The anger theory works for some people, it doesn't resonate for me. Depression is a physical illness and a mental condition. The medication is literally generating anger; I don't think it's releasing hidden anger, I think it's physiological. With some nuance. Sometimes anti-depressants allow you to start feeling better and having more energy, and the anger and pain might be right there, and the increased energy lets it out. Some people attempt suicide when they begin to feel better because they have the energy to act on the urge that was already there. So, be careful about that. Your doctor absolutely needs to take this seriously.

A brisk walk can help channel some of the angry energy. Good luck, this is hard.
posted by theora55 at 9:35 AM on August 2, 2018


I'm on Wellbutrin as well, and noticed I would get FURIOUS when my PMS started. The doc put me on a low dose of Prozac as well and that seemed to help a lot.
posted by The otter lady at 11:30 AM on August 2, 2018


Thank you all so, so much for sharing your thoughts and experiences with me. I'm not actually on wellbutrin but a low dose of buspirone. I've rarely heard good things about wellbutrin, so when my pcp suggested it, I opted for buspirone instead.
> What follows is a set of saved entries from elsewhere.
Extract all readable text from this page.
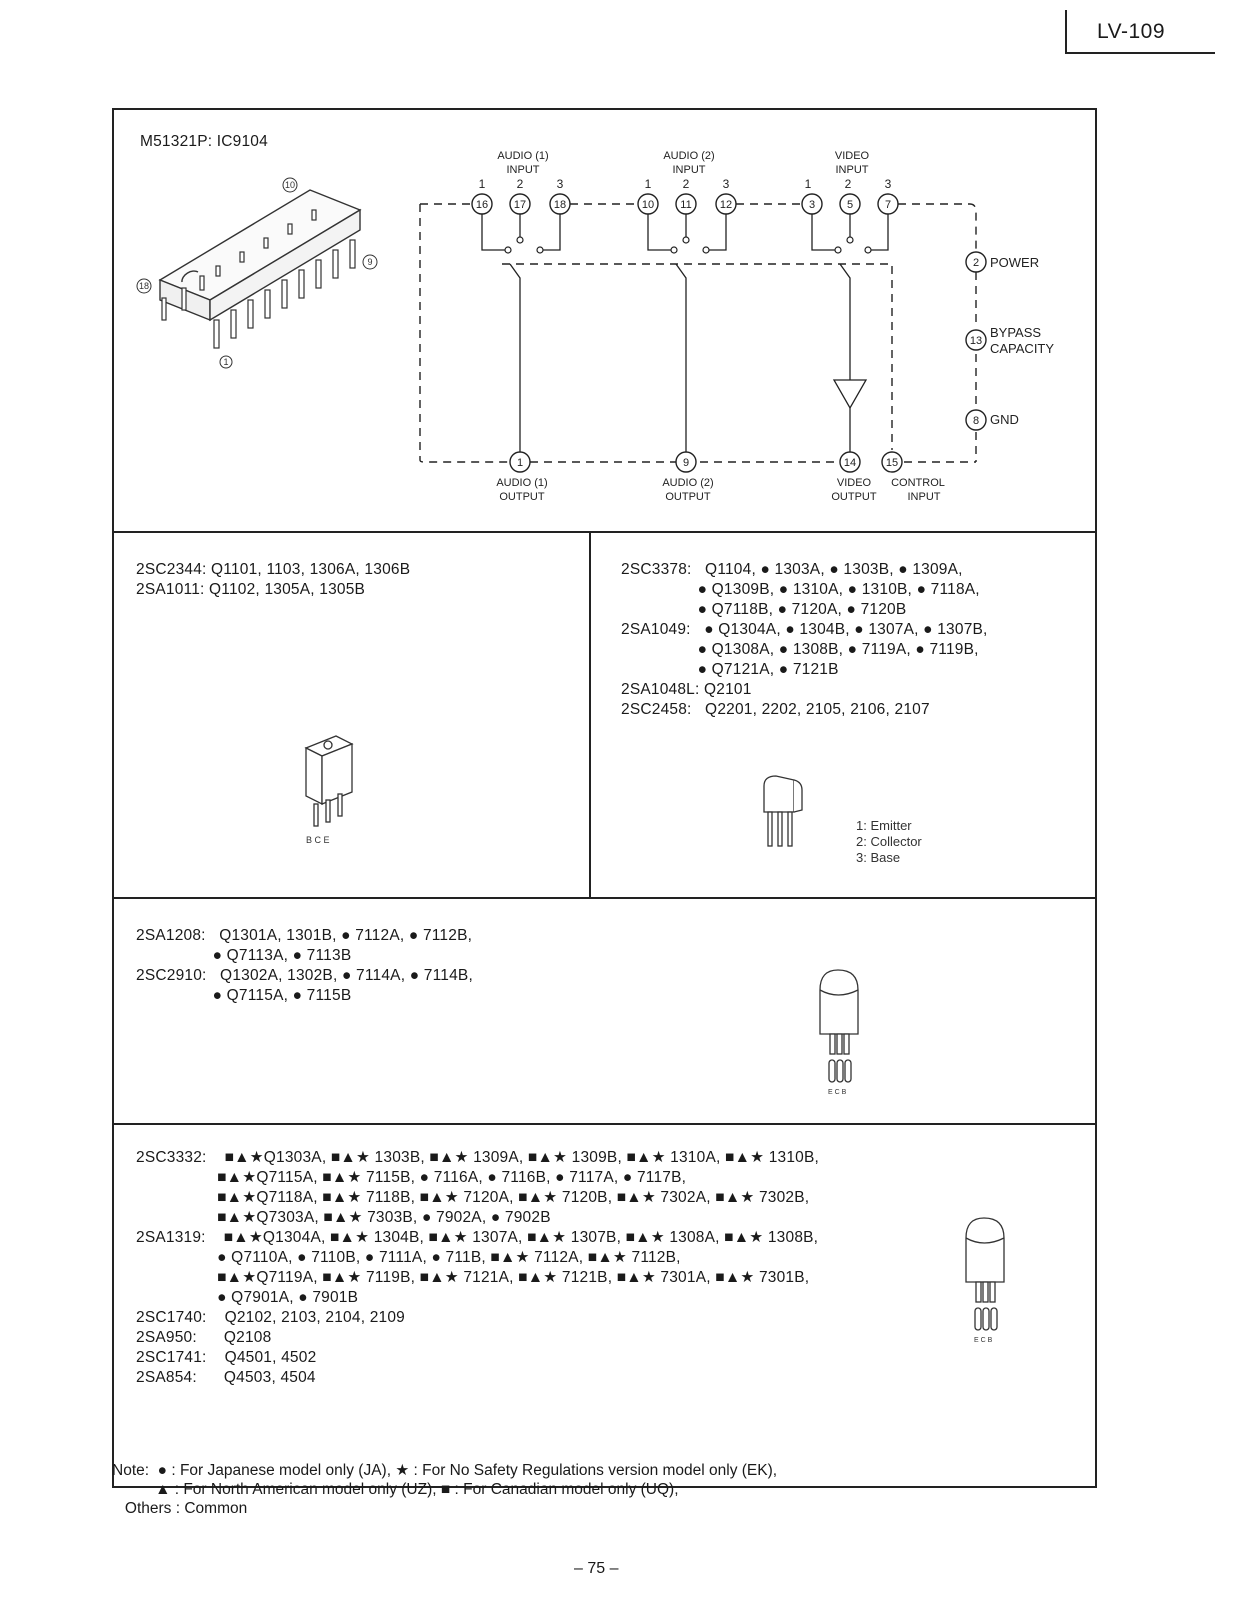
LV-109
M51321P: IC9104
10
18
9
1
AUDIO (1)
INPUT
AUDIO (2)
INPUT
VIDEO
INPUT
1	2	3	1	2	3	1	2	3
16 17	18	10 11	12	3	5	7
2
13
8
POWER
BYPASS
CAPACITY
GND
1	9	14	15
AUDIO (1)
OUTPUT
AUDIO (2)
OUTPUT
VIDEO
OUTPUT
CONTROL
INPUT
2SC2344: Q1101, 1103, 1306A, 1306B
2SA1011: Q1102, 1305A, 1305B
B C E
2SC3378:   Q1104, ● 1303A, ● 1303B, ● 1309A,
● Q1309B, ● 1310A, ● 1310B, ● 7118A,
● Q7118B, ● 7120A, ● 7120B
2SA1049:   ● Q1304A, ● 1304B, ● 1307A, ● 1307B,
● Q1308A, ● 1308B, ● 7119A, ● 7119B,
● Q7121A, ● 7121B
2SA1048L: Q2101
2SC2458:   Q2201, 2202, 2105, 2106, 2107
1: Emitter
2: Collector
3: Base
2SA1208:   Q1301A, 1301B, ● 7112A, ● 7112B,
● Q7113A, ● 7113B
2SC2910:   Q1302A, 1302B, ● 7114A, ● 7114B,
● Q7115A, ● 7115B
E C B
2SC3332:    ■▲★Q1303A, ■▲★ 1303B, ■▲★ 1309A, ■▲★ 1309B, ■▲★ 1310A, ■▲★ 1310B,
■▲★Q7115A, ■▲★ 7115B, ● 7116A, ● 7116B, ● 7117A, ● 7117B,
■▲★Q7118A, ■▲★ 7118B, ■▲★ 7120A, ■▲★ 7120B, ■▲★ 7302A, ■▲★ 7302B,
■▲★Q7303A, ■▲★ 7303B, ● 7902A, ● 7902B
2SA1319:    ■▲★Q1304A, ■▲★ 1304B, ■▲★ 1307A, ■▲★ 1307B, ■▲★ 1308A, ■▲★ 1308B,
● Q7110A, ● 7110B, ● 7111A, ● 711B, ■▲★ 7112A, ■▲★ 7112B,
■▲★Q7119A, ■▲★ 7119B, ■▲★ 7121A, ■▲★ 7121B, ■▲★ 7301A, ■▲★ 7301B,
● Q7901A, ● 7901B
2SC1740:    Q2102, 2103, 2104, 2109
2SA950:      Q2108
2SC1741:    Q4501, 4502
2SA854:      Q4503, 4504
E C B
Note:  ● : For Japanese model only (JA), ★ : For No Safety Regulations version model only (EK),
▲ : For North American model only (UZ), ■ : For Canadian model only (UQ),
Others : Common
– 75 –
A side-effect of reading your responses made me realize that I'm not exactly angry per se, more just a ball of anxious energy that's looking for convenient outs. It's also probably connected to my increased anxiety about leaving my apartment (because I won't have a parking spot within 50 feet of my apartment when I get back, and this is obviously a life-and-death concern. thanks brain). So trying something else is definitely in the cards. This is my first time dinking around with my meds, so hearing about your experiences makes me feel better and braver about trying new solutions.
posted by snerson at 1:44 PM on August 2, 2018


Oddly, Buspar is FDA approved for anxiety, not for depression (though used off-label for it, I don't think many people would use it as a first-line anti-depressant). But keep trying. A lot of people have to shuffle through a few drugs til they find one that works. Good luck!
posted by praemunire at 3:22 PM on August 2, 2018


I'm not exactly angry per se, more just a ball of anxious energy that's looking for convenient outs.

The restlessness could be part of a side effect known as akithisia. You might read up on akithisia and see if that rings true for you.